Morris Motors Limited, the predecessor of The British Motor Corporation, was founded in 1913 in Great Britain by William Morris, a former bicycle manufacturer with car trading skills. The company functioned under the name W.R.M. Motors till 1919. Morris firstly hired and repaired used cars until he started building his own automobiles, Morris Oxford the “bullnose” (a small two-seat car) and Morris Cowley (a two or four-seat larger car).
 
The years between World War One and Two were fruitful for Morris Motors which became the best-selling manufacturer on the British Isles, more favoured than Austin or Ford.
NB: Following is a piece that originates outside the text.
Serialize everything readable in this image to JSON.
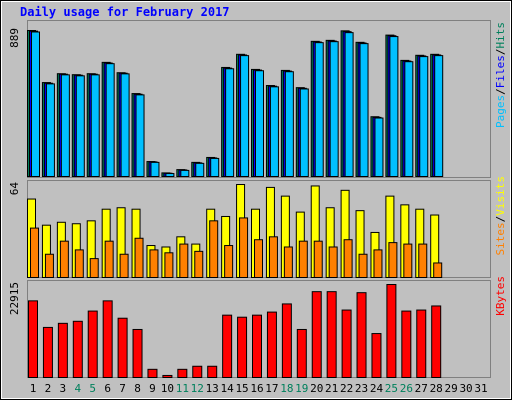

In 1924, sport versions of Morris’s cars were introduced in Oxford under the brand name Morris Garage (MG). At that time the managing director of MG was Cecil Kimber who made a significant contribution to designing car bodies for Morris.
 
Another great success was a precursor of today’s MINI brand and that was Morris Minor (1928). Introducing the mini car was the right step during the depression period (late 1920s) which was difficult for all car manufacturers. However, it was the after-the-war redesign by Alec Issigonis that made Morris Minor so popular so that it was sold in over a million pieces.
 
In 1952 Morris Motors Limited merged with Austin Motor Company Limited forming British Motor Corporation. As a result, due to rebadging, similar cars drove under several different marques. For example, Morris Mini (British pop icon of 1960s) was also known as Austin Cooper, Austin Mini or Innocenti Mini. The last vehicles branded as Morris left an assembly line in the early 1980s and they were Morris Marina and Morris Ital.